La MONUSCO prépare son retour progressif à Uvira, dans le Sud-Kivu, après son retrait en 2024. Des vols de reconnaissance doivent précéder toute présence au sol afin d’évaluer les risques sécuritaires. L’opération s’inscrit dans les efforts de stabilisation liés au cessez-le-feu. Son succès dépendra toutefois du respect des engagements diplomatiques sur le terrain.
Le Sud-Kivu s’apprête à voir revenir les Casques bleus sur son sol, marquant un tournant dans la gestion sécuritaire de la région. Après s’être retirée de cette province en 2024, la Mission de l’Organisation des Nations Unies pour la stabilisation en République démocratique du Congo (MONUSCO) prépare activement sa réinstallation. Ce processus, validé lors des échanges récents entre le président Félix Tshisekedi et Jean-Pierre Lacroix, Secrétaire général adjoint des Nations unies, place la ville d’Uvira au cœur de cette première phase de redéploiement.
Une approche aérienne sous haute surveillance
Le retour des forces onusiennes ne se fera pas de manière impromptue. La stratégie retenue repose sur une séquence rigoureuse qui débute par l’ouverture d’une ligne aérienne et des vols de reconnaissance. Ces opérations visent à cartographier la zone et à évaluer les risques environnementaux et militaires avant tout mouvement de troupes.

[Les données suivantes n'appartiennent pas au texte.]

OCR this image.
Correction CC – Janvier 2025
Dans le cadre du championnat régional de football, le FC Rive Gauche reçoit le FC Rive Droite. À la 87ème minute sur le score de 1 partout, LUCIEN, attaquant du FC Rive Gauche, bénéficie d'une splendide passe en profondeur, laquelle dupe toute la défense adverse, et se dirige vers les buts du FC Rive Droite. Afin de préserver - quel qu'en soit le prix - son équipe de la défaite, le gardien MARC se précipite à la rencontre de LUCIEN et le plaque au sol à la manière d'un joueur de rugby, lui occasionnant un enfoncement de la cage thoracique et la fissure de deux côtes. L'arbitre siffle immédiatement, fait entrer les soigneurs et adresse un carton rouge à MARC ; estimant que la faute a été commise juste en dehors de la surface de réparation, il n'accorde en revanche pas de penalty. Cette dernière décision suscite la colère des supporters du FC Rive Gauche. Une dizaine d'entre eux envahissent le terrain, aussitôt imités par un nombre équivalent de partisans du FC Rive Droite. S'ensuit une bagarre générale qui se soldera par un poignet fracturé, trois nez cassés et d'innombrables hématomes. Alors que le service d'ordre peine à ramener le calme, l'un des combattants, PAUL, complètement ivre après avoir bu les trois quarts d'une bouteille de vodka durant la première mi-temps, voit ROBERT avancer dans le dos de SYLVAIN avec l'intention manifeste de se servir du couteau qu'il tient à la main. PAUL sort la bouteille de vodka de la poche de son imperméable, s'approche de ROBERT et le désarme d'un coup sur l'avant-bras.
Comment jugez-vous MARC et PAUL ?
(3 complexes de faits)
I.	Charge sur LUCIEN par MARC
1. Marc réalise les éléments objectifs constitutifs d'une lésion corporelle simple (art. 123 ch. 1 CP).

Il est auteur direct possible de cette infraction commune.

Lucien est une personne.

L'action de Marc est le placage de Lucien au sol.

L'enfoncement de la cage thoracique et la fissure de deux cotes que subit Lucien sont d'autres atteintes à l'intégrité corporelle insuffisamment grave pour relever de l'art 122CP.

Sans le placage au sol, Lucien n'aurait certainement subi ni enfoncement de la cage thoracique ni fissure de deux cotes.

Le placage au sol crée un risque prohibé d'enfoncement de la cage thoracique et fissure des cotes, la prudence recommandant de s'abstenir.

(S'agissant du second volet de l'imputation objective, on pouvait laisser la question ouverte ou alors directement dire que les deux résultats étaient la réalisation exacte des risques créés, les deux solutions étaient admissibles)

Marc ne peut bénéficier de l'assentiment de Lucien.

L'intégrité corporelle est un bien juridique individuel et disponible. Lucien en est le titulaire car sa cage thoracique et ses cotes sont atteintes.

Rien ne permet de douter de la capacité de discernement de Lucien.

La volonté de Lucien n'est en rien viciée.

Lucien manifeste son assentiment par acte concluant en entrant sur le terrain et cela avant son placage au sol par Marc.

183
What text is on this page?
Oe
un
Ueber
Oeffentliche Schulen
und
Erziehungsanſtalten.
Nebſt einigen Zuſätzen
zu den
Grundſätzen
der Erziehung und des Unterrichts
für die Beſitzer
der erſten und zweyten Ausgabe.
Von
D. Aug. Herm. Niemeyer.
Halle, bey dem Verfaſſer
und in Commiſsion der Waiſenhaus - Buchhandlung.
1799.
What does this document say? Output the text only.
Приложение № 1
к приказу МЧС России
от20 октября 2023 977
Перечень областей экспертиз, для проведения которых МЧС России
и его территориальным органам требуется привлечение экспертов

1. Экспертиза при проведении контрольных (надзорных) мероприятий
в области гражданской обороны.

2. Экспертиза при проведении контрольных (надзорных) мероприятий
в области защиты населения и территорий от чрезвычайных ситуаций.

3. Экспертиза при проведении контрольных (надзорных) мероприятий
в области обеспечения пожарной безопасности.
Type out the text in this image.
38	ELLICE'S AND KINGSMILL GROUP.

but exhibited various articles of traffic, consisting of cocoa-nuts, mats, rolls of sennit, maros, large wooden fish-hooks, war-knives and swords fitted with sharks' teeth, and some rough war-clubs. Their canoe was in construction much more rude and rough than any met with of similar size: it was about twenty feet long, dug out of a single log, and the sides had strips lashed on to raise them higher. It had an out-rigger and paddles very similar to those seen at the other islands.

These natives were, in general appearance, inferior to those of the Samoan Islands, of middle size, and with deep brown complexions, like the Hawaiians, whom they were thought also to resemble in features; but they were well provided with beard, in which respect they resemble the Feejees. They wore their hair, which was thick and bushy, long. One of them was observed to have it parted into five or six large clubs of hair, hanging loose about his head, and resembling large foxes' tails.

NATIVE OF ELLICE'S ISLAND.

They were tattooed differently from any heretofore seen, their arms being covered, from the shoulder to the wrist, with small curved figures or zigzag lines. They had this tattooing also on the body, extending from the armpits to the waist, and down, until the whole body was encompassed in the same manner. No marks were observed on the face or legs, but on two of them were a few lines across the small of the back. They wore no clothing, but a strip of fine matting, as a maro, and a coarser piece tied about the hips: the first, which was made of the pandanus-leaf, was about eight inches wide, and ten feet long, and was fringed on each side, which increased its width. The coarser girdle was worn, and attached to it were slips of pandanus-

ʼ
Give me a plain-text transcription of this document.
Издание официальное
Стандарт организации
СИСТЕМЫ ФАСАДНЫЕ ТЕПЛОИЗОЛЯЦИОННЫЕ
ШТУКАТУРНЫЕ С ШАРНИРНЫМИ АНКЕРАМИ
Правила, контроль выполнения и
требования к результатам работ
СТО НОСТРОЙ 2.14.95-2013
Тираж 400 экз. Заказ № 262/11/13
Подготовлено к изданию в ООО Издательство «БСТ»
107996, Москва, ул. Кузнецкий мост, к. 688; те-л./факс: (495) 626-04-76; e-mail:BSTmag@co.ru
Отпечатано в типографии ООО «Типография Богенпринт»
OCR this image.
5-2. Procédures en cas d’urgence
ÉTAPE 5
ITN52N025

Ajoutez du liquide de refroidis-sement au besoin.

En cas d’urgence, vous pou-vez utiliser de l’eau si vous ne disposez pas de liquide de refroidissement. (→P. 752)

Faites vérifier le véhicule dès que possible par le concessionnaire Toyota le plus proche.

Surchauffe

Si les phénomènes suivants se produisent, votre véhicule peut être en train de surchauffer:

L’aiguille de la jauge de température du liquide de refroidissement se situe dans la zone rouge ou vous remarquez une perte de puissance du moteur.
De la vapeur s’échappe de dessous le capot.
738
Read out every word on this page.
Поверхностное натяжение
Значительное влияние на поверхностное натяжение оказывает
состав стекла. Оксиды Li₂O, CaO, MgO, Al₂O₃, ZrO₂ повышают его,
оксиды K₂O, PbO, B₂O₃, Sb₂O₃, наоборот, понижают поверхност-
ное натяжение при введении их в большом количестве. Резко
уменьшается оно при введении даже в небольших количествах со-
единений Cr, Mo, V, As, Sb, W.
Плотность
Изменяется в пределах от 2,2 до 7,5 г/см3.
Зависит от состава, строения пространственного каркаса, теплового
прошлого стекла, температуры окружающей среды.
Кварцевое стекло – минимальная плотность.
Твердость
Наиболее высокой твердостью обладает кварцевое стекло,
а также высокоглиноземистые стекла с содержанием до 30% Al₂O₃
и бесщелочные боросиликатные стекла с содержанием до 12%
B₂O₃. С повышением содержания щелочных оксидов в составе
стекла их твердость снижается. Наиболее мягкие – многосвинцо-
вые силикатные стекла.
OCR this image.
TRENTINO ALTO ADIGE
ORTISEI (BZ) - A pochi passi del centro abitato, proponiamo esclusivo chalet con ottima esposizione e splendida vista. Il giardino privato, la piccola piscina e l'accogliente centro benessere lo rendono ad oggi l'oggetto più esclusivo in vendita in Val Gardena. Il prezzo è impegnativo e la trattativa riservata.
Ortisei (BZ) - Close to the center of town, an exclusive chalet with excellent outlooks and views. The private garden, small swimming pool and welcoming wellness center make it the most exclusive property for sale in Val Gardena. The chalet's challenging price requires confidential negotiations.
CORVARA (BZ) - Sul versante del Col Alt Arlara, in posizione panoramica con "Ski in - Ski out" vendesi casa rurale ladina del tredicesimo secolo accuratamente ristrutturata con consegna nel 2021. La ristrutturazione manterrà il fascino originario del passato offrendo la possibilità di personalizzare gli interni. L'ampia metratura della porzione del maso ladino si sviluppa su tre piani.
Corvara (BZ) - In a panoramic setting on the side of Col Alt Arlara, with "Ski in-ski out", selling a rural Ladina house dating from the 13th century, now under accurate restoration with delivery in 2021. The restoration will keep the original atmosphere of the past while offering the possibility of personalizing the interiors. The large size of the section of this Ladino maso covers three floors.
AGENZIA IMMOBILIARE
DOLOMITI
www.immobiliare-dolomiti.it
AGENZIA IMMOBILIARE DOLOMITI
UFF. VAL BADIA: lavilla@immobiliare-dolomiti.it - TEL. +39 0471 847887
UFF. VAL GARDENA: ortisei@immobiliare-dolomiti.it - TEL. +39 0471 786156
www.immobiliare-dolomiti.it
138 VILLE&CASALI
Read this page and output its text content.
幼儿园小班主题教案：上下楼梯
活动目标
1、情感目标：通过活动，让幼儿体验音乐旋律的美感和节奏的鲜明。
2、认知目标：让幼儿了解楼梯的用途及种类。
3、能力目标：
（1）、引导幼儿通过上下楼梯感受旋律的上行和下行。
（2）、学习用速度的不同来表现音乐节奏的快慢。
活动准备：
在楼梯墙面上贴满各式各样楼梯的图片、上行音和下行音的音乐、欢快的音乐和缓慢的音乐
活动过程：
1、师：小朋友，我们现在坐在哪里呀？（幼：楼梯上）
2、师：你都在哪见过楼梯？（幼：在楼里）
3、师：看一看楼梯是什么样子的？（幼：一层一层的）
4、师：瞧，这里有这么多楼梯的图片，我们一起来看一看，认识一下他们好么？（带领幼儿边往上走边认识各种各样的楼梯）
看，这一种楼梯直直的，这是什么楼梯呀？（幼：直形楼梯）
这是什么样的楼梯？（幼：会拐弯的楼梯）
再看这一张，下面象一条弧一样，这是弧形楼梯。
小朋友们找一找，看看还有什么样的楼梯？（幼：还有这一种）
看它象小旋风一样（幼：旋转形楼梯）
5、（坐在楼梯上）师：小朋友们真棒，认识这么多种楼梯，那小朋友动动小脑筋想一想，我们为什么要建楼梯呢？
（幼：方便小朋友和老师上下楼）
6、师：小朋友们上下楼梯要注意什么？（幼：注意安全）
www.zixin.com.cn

Toutefois, ces survols sont strictement subordonnés à l’obtention de garanties sécuritaires fermes. Jean-Pierre Lacroix a été très clair sur ce point en rappelant que le personnel onusien ne sera pas exposé à des risques de brouillage électronique ou à la présence de drones hostiles dans le voisinage immédiat des appareils.
Le défi logistique du départ de Goma
L’un des obstacles majeurs de cette opération réside dans la provenance des vols. La planification prévoit que les hélicoptères décollent de Goma, un centre névralgique dont l’aéroport est fermé depuis plus d’un an en raison de l’occupation des zones environnantes par les rebelles de l’AFC/M23.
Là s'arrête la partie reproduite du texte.